Emmanuel Moitry : J’ajouterais que beaucoup de métiers peuvent participer à la préservation de la biodiversité, selon la façon dont ils sont exercés. Par exemple avec un agriculteur qui cultive ses terrains en permaculture ou qui plante des haies bocagères entre ses parcelles pour accueillir des hérissons, oiseaux et insectes…

Justement, quels sont les métiers spécifiques à la préservation de la biodiversité ?

Laura Beau : Les opportunités sont nombreuses : encadrement du personnel, animations auprès du public, chercheurs, gardes, chargés de mission, techniciens, ingénieurs... Les milieux naturels étant également diversifiés, les compétences recherchées ne seront pas les mêmes en milieu marin, montagnard ou autres milieux terrestres.

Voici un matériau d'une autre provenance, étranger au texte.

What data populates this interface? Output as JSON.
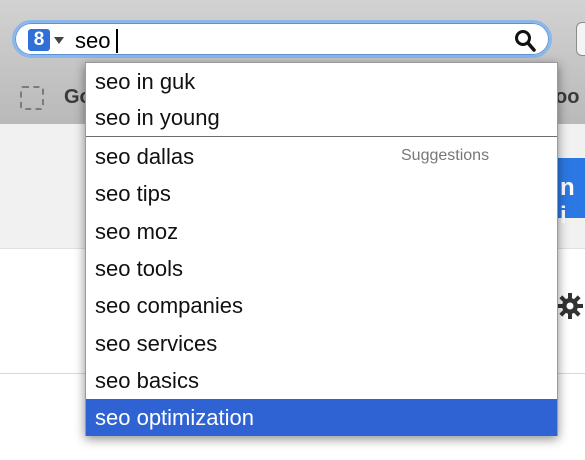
{
  "search": {
    "engine_icon": "g-letter-icon",
    "engine_letter": "8",
    "query": "seo"
  },
  "bookmarks": {
    "left_fragment": "Go",
    "right_fragment": "oo"
  },
  "page": {
    "button_fragment": "n i",
    "accent_color": "#2b78e4"
  },
  "dropdown": {
    "history_items": [
      {
        "label": "seo in guk"
      },
      {
        "label": "seo in young"
      }
    ],
    "section_label": "Suggestions",
    "suggestions": [
      {
        "label": "seo dallas"
      },
      {
        "label": "seo tips"
      },
      {
        "label": "seo moz"
      },
      {
        "label": "seo tools"
      },
      {
        "label": "seo companies"
      },
      {
        "label": "seo services"
      },
      {
        "label": "seo basics"
      },
      {
        "label": "seo optimization",
        "selected": true
      }
    ],
    "selected_color": "#2f63d3"
  }
}
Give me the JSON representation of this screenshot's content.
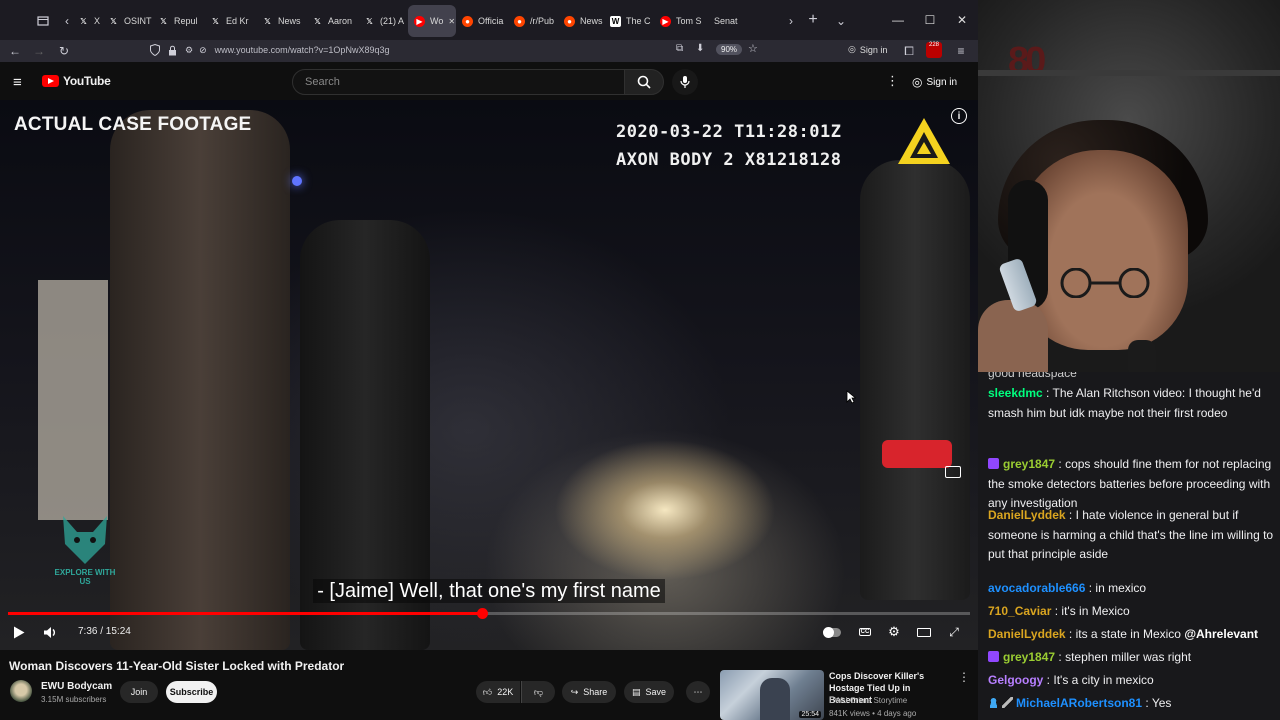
{
  "browser": {
    "tabs": [
      {
        "icon": "x-icon",
        "label": "X"
      },
      {
        "icon": "x-icon",
        "label": "OSINT"
      },
      {
        "icon": "x-icon",
        "label": "Repul"
      },
      {
        "icon": "x-icon",
        "label": "Ed Kr"
      },
      {
        "icon": "x-icon",
        "label": "News"
      },
      {
        "icon": "x-icon",
        "label": "Aaron"
      },
      {
        "icon": "x-icon",
        "label": "(21) A"
      },
      {
        "icon": "youtube-icon",
        "label": "Wo",
        "active": true
      },
      {
        "icon": "reddit-icon",
        "label": "Officia"
      },
      {
        "icon": "reddit-icon",
        "label": "/r/Pub"
      },
      {
        "icon": "reddit-icon",
        "label": "News"
      },
      {
        "icon": "wikipedia-icon",
        "label": "The C"
      },
      {
        "icon": "youtube-icon",
        "label": "Tom S"
      },
      {
        "icon": "",
        "label": "Senat"
      }
    ],
    "url": "www.youtube.com/watch?v=1OpNwX89q3g",
    "zoom": "90%",
    "signin_label": "Sign in",
    "extension_badge": "228"
  },
  "youtube": {
    "logo_text": "YouTube",
    "search_placeholder": "Search",
    "signin_label": "Sign in"
  },
  "video": {
    "overlay_title": "ACTUAL CASE FOOTAGE",
    "timestamp_line1": "2020-03-22 T11:28:01Z",
    "timestamp_line2": "AXON BODY 2 X81218128",
    "watermark_text": "EXPLORE WITH US",
    "subtitle": "- [Jaime] Well, that one's my first name",
    "current_time": "7:36",
    "duration": "15:24",
    "time_display": "7:36 / 15:24",
    "progress": 0.493
  },
  "below_video": {
    "title": "Woman Discovers 11-Year-Old Sister Locked with Predator",
    "channel_name": "EWU Bodycam",
    "channel_subs": "3.15M subscribers",
    "join_label": "Join",
    "subscribe_label": "Subscribe",
    "likes": "22K",
    "share_label": "Share",
    "save_label": "Save"
  },
  "recommended": {
    "title": "Cops Discover Killer's Hostage Tied Up in Basement",
    "channel": "EWU Crime Storytime",
    "meta": "841K views • 4 days ago",
    "duration": "25:54"
  },
  "webcam": {
    "decor_text": "80"
  },
  "chat": {
    "cutoff_text": "good headspace",
    "messages": [
      {
        "user": "sleekdmc",
        "color": "#00ff7f",
        "badge": false,
        "text": "The Alan Ritchson video: I thought he'd smash him but idk maybe not their first rodeo"
      },
      {
        "user": "grey1847",
        "color": "#9acd32",
        "badge": true,
        "text": "cops should fine them for not replacing the smoke detectors batteries before proceeding with any investigation"
      },
      {
        "user": "DanielLyddek",
        "color": "#daa520",
        "badge": false,
        "text": "I hate violence in general but if someone is harming a child that's the line im willing to put that principle aside"
      },
      {
        "user": "avocadorable666",
        "color": "#1e90ff",
        "badge": false,
        "text": "in mexico"
      },
      {
        "user": "710_Caviar",
        "color": "#daa520",
        "badge": false,
        "text": "it's in Mexico"
      },
      {
        "user": "DanielLyddek",
        "color": "#daa520",
        "badge": false,
        "text": "its a state in Mexico",
        "mention": "@Ahrelevant"
      },
      {
        "user": "grey1847",
        "color": "#9acd32",
        "badge": true,
        "text": "stephen miller was right"
      },
      {
        "user": "Gelgoogy",
        "color": "#b77fff",
        "badge": false,
        "text": "It's a city in mexico"
      },
      {
        "user": "MichaelARobertson81",
        "color": "#1e90ff",
        "badge": false,
        "mod": true,
        "text": "Yes"
      }
    ]
  }
}
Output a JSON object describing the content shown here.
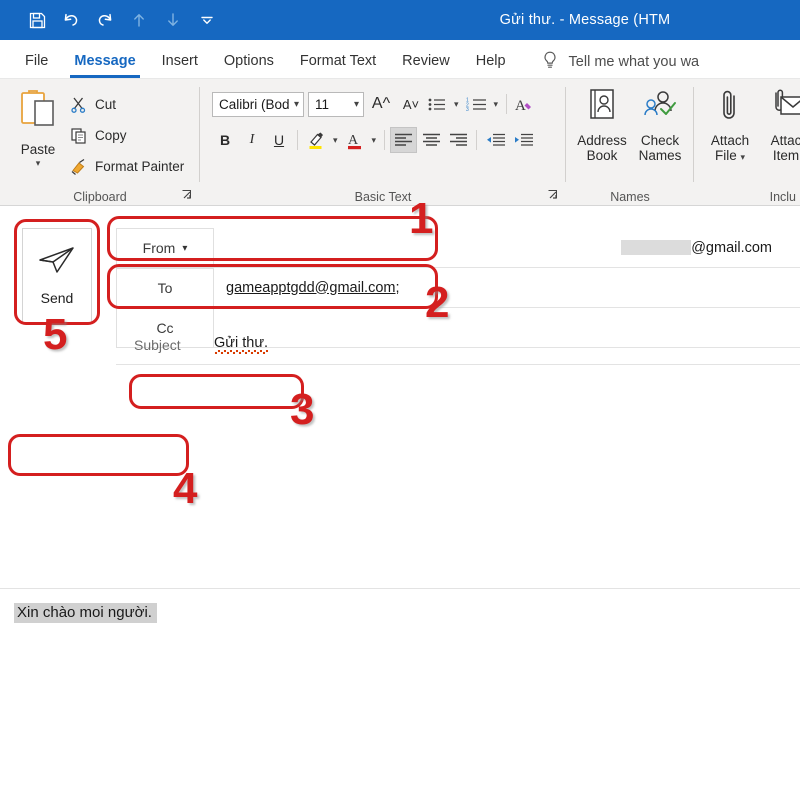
{
  "window": {
    "title": "Gửi thư.  -  Message (HTM",
    "accent_color": "#1668c1",
    "annotation_color": "#d41f1f"
  },
  "quick_access": [
    {
      "name": "save-icon",
      "label": "Save",
      "dim": false
    },
    {
      "name": "undo-icon",
      "label": "Undo",
      "dim": false
    },
    {
      "name": "redo-icon",
      "label": "Redo",
      "dim": false
    },
    {
      "name": "up-arrow-icon",
      "label": "Previous Item",
      "dim": true
    },
    {
      "name": "down-arrow-icon",
      "label": "Next Item",
      "dim": true
    },
    {
      "name": "chevron-down-icon",
      "label": "Customize Quick Access Toolbar",
      "dim": false
    }
  ],
  "tabs": [
    {
      "label": "File",
      "active": false
    },
    {
      "label": "Message",
      "active": true
    },
    {
      "label": "Insert",
      "active": false
    },
    {
      "label": "Options",
      "active": false
    },
    {
      "label": "Format Text",
      "active": false
    },
    {
      "label": "Review",
      "active": false
    },
    {
      "label": "Help",
      "active": false
    }
  ],
  "tell_me": {
    "icon": "lightbulb-icon",
    "placeholder": "Tell me what you wa"
  },
  "ribbon": {
    "groups": [
      {
        "label": "Clipboard"
      },
      {
        "label": "Basic Text"
      },
      {
        "label": "Names"
      },
      {
        "label": "Inclu"
      }
    ],
    "clipboard": {
      "paste_label": "Paste",
      "items": [
        {
          "label": "Cut",
          "icon": "scissors-icon"
        },
        {
          "label": "Copy",
          "icon": "copy-icon"
        },
        {
          "label": "Format Painter",
          "icon": "paintbrush-icon"
        }
      ]
    },
    "basic_text": {
      "font_name": "Calibri (Bod",
      "font_size": "11",
      "grow_font": "A",
      "shrink_font": "A",
      "bold": "B",
      "italic": "I",
      "underline": "U",
      "text_highlight_color": "#ffe400",
      "font_color": "#d41f1f",
      "align_left_active": true
    },
    "names": [
      {
        "line1": "Address",
        "line2": "Book",
        "icon": "address-book-icon"
      },
      {
        "line1": "Check",
        "line2": "Names",
        "icon": "check-names-icon"
      }
    ],
    "include": [
      {
        "line1": "Attach",
        "line2": "File",
        "icon": "paperclip-icon",
        "has_chevron": true
      },
      {
        "line1": "Attac",
        "line2": "Item",
        "icon": "attach-item-icon",
        "has_chevron": false
      }
    ]
  },
  "compose": {
    "send_label": "Send",
    "send_icon": "paper-plane-icon",
    "fields": {
      "from_label": "From",
      "from_value": "@gmail.com",
      "to_label": "To",
      "to_value": "gameapptgdd@gmail.com;",
      "cc_label": "Cc",
      "cc_value": "",
      "subject_label": "Subject",
      "subject_value": "Gửi thư."
    },
    "body_text": "Xin chào moi người."
  },
  "annotations": [
    {
      "number": "1",
      "target": "from-field"
    },
    {
      "number": "2",
      "target": "to-field"
    },
    {
      "number": "3",
      "target": "subject-field"
    },
    {
      "number": "4",
      "target": "message-body"
    },
    {
      "number": "5",
      "target": "send-button"
    }
  ]
}
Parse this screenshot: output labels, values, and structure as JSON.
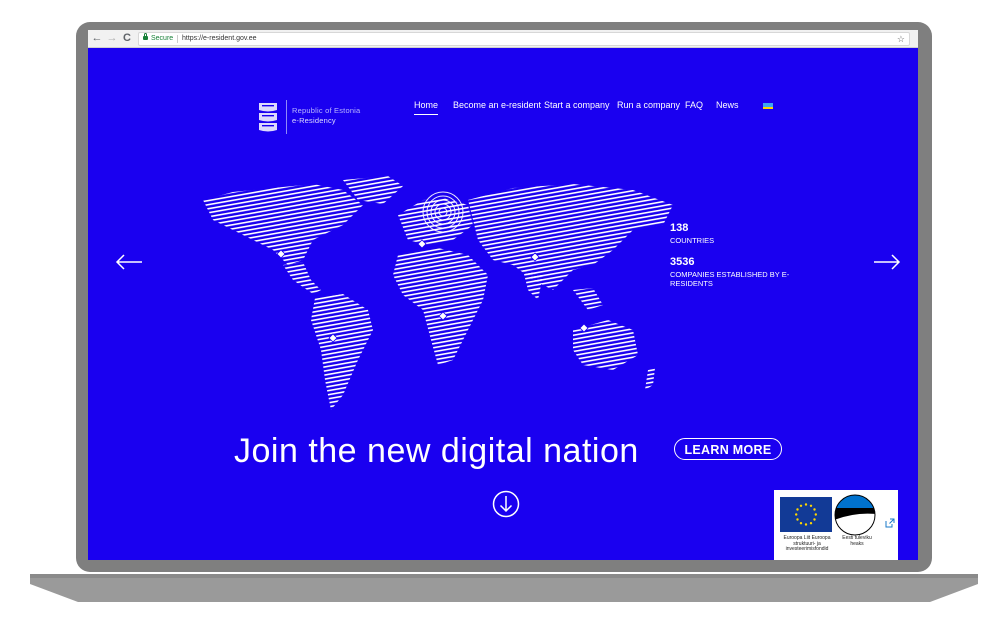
{
  "browser": {
    "back": "←",
    "forward": "→",
    "reload": "C",
    "secure_label": "Secure",
    "url": "https://e-resident.gov.ee",
    "bookmark": "☆"
  },
  "header": {
    "logo_line1": "Republic of Estonia",
    "logo_line2": "e-Residency",
    "nav": [
      {
        "label": "Home",
        "active": true
      },
      {
        "label": "Become an e-resident"
      },
      {
        "label": "Start a company"
      },
      {
        "label": "Run a company"
      },
      {
        "label": "FAQ"
      },
      {
        "label": "News"
      }
    ],
    "language_flag": "ua-flag-icon"
  },
  "stats": [
    {
      "value": "138",
      "label": "COUNTRIES"
    },
    {
      "value": "3536",
      "label": "COMPANIES ESTABLISHED BY E-RESIDENTS"
    }
  ],
  "hero": {
    "headline": "Join the new digital nation",
    "cta": "LEARN MORE"
  },
  "carousel": {
    "prev_icon": "arrow-left-icon",
    "next_icon": "arrow-right-icon",
    "scroll_icon": "arrow-down-circle-icon"
  },
  "funding_badge": {
    "eu_caption": "Euroopa Liit Euroopa struktuuri- ja investeerimisfondid",
    "et_caption": "Eesti tuleviku heaks"
  },
  "colors": {
    "background": "#1a00f0",
    "text": "#ffffff",
    "frame": "#7f7f7f"
  }
}
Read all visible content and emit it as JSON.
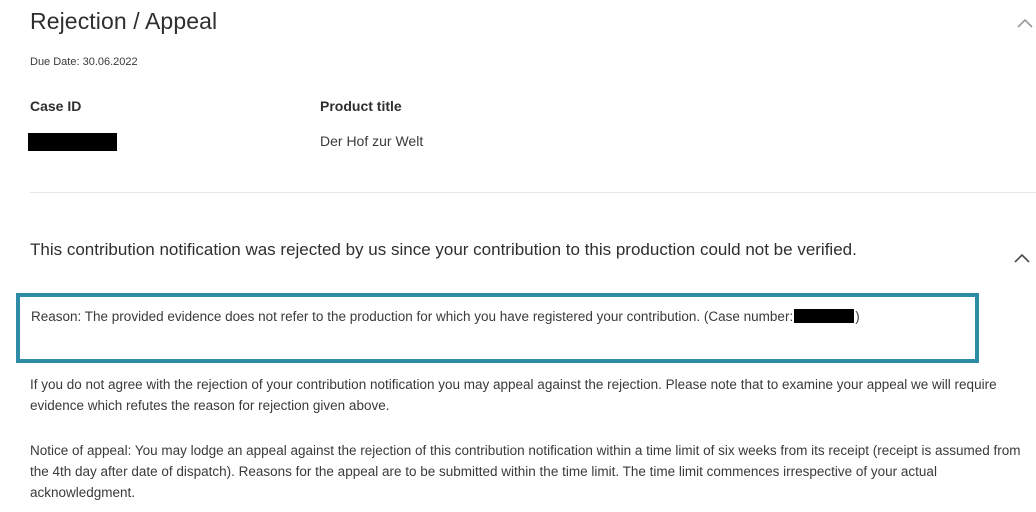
{
  "section": {
    "title": "Rejection / Appeal",
    "collapse_icon": "chevron-up-icon",
    "due_date": "Due Date: 30.06.2022"
  },
  "table": {
    "headers": {
      "case_id": "Case ID",
      "product_title": "Product title"
    },
    "row": {
      "case_id": "",
      "product_title": "Der Hof zur Welt"
    }
  },
  "rejection": {
    "heading": "This contribution notification was rejected by us since your contribution to this production could not be verified.",
    "collapse_icon": "chevron-up-icon",
    "reason_prefix": "Reason: The provided evidence does not refer to the production for which you have registered your contribution. (Case number:",
    "reason_suffix": ")",
    "disagree_text": "If you do not agree with the rejection of your contribution notification you may appeal against the rejection. Please note that to examine your appeal we will require evidence which refutes the reason for rejection given above.",
    "notice_text": "Notice of appeal: You may lodge an appeal against the rejection of this contribution notification within a time limit of six weeks from its receipt (receipt is assumed from the 4th day after date of dispatch). Reasons for the appeal are to be submitted within the time limit. The time limit commences irrespective of your actual acknowledgment."
  },
  "colors": {
    "highlight_border": "#2f8ca6",
    "text": "#3a3a3a",
    "redaction": "#000000"
  }
}
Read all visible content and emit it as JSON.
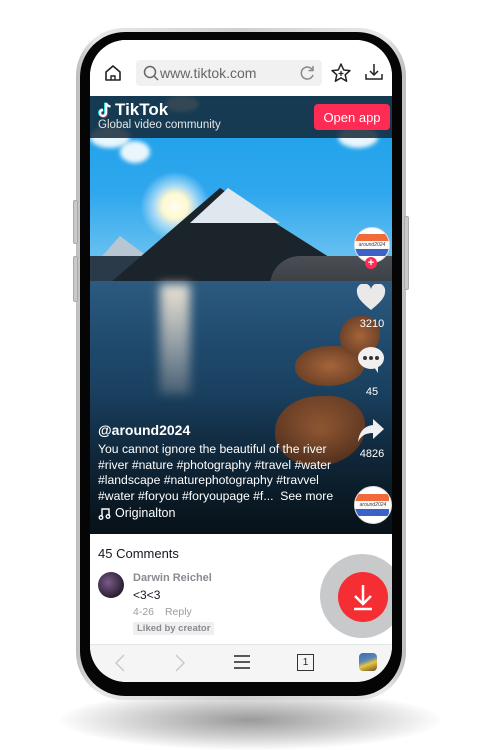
{
  "browser": {
    "url": "www.tiktok.com",
    "icons": [
      "home-icon",
      "search-icon",
      "reload-icon",
      "bookmark-star-icon",
      "download-icon"
    ]
  },
  "tiktok_header": {
    "brand": "TikTok",
    "tagline": "Global video community",
    "open_app_label": "Open app",
    "accent": "#fe2c55"
  },
  "video": {
    "creator_avatar_text": "around2024",
    "likes": "3210",
    "comments": "45",
    "shares": "4826",
    "username": "@around2024",
    "caption": "You cannot ignore the beautiful of the river #river #nature #photography #travel #water #landscape #naturephotography #travvel #water #foryou #foryoupage #f...",
    "see_more": "See more",
    "music": "Originalton"
  },
  "comments": {
    "title": "45 Comments",
    "items": [
      {
        "author": "Darwin Reichel",
        "text": "<3<3",
        "date": "4-26",
        "reply_label": "Reply",
        "badge": "Liked by creator"
      }
    ]
  },
  "download_fab": {
    "color": "#f42e33"
  },
  "navbar": {
    "tab_count": "1",
    "icons": [
      "back-icon",
      "forward-icon",
      "menu-icon",
      "tabs-icon",
      "profile-icon"
    ]
  }
}
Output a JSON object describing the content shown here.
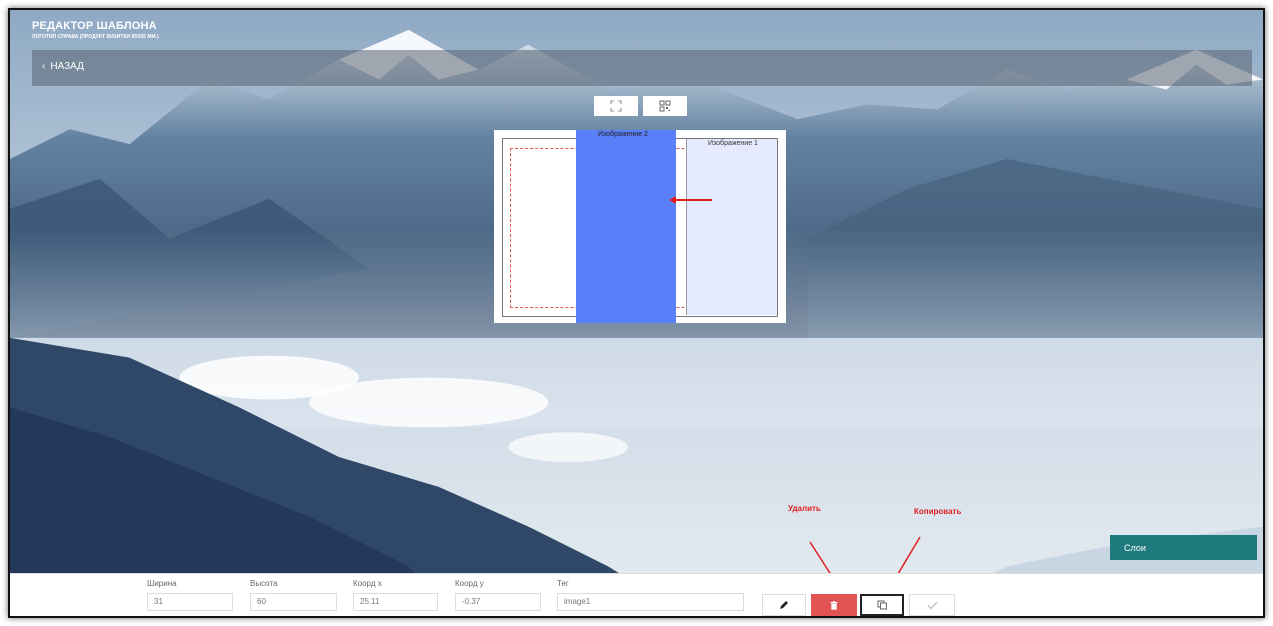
{
  "header": {
    "title": "РЕДАКТОР ШАБЛОНА",
    "subtitle": "ЛОГОТИП СПРАВА (ПРОДУКТ ВИЗИТКИ 85Х55 ММ.)"
  },
  "nav": {
    "back_label": "НАЗАД"
  },
  "toolbar": {
    "fullscreen_icon": "expand-icon",
    "qr_icon": "qr-code-icon"
  },
  "canvas": {
    "image1_label": "Изображение 1",
    "image2_label": "Изображение 2",
    "image1_color": "#e6eaff",
    "image2_color": "#5b7ff9"
  },
  "annotations": {
    "delete_label": "Удалить",
    "copy_label": "Копировать",
    "color": "#e02020"
  },
  "layers": {
    "label": "Слои",
    "color": "#1f7a7e"
  },
  "properties": {
    "width_label": "Ширина",
    "width_value": "31",
    "height_label": "Высота",
    "height_value": "60",
    "x_label": "Коорд x",
    "x_value": "25.11",
    "y_label": "Коорд y",
    "y_value": "-0.37",
    "tag_label": "Тег",
    "tag_value": "image1"
  },
  "actions": {
    "edit_icon": "pencil-icon",
    "delete_icon": "trash-icon",
    "copy_icon": "copy-icon",
    "confirm_icon": "check-icon",
    "delete_color": "#e25353"
  }
}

Emmanuel Moitry : Je rejoins Laura sur la diversité des profils. Pour protéger et gérer durablement les forêts par exemple, l’Office National des Forêts (ONF) fait appel à des ouvriers sylviculteurs, dont l’action d’entretien passe notamment par la coupe de bois et la plantation de jeunes arbres ; des animateurs en espaces naturels, professeurs et ambassadeurs de la forêt auprès du public ; des technico-commercial bois, qui pilotent l’exploitation des bois et valorisent au mieux les arbres récoltés…

Est-ce automatiquement synonyme de travail en plein air ?

Laura Beau : Cela dépend du poste choisi. Lorsqu’il s’agit, comme moi, d’effectuer le suivi d’une espèce d’oiseaux ou de ma collègue qui assure l’animation de la réserve auprès du public, le travail en plein air est souvent quotidien au printemps et en été. Pour traiter les résultats d’observation, je dois passer du temps devant mon ordinateur. Cependant, certains postes nécessitent de travailler en extérieur toute l’année, pour l’entretien des milieux naturels par exemple.

Emmanuel Moitry : En effet, tout dépend du poste occupé. Les personnes exerçant des métiers d’étude et de conception passent davantage de temps en intérieur. Les conducteurs de travaux à l’ONF passent beaucoup de temps sur la route car ils assurent le relais entre le technicien forestier territorial, qui décide et prescrit les travaux à effectuer, et les ouvriers qui les mènent à bien. Pour ce manager de chantiers, l’extérieur est son terrain de jeu.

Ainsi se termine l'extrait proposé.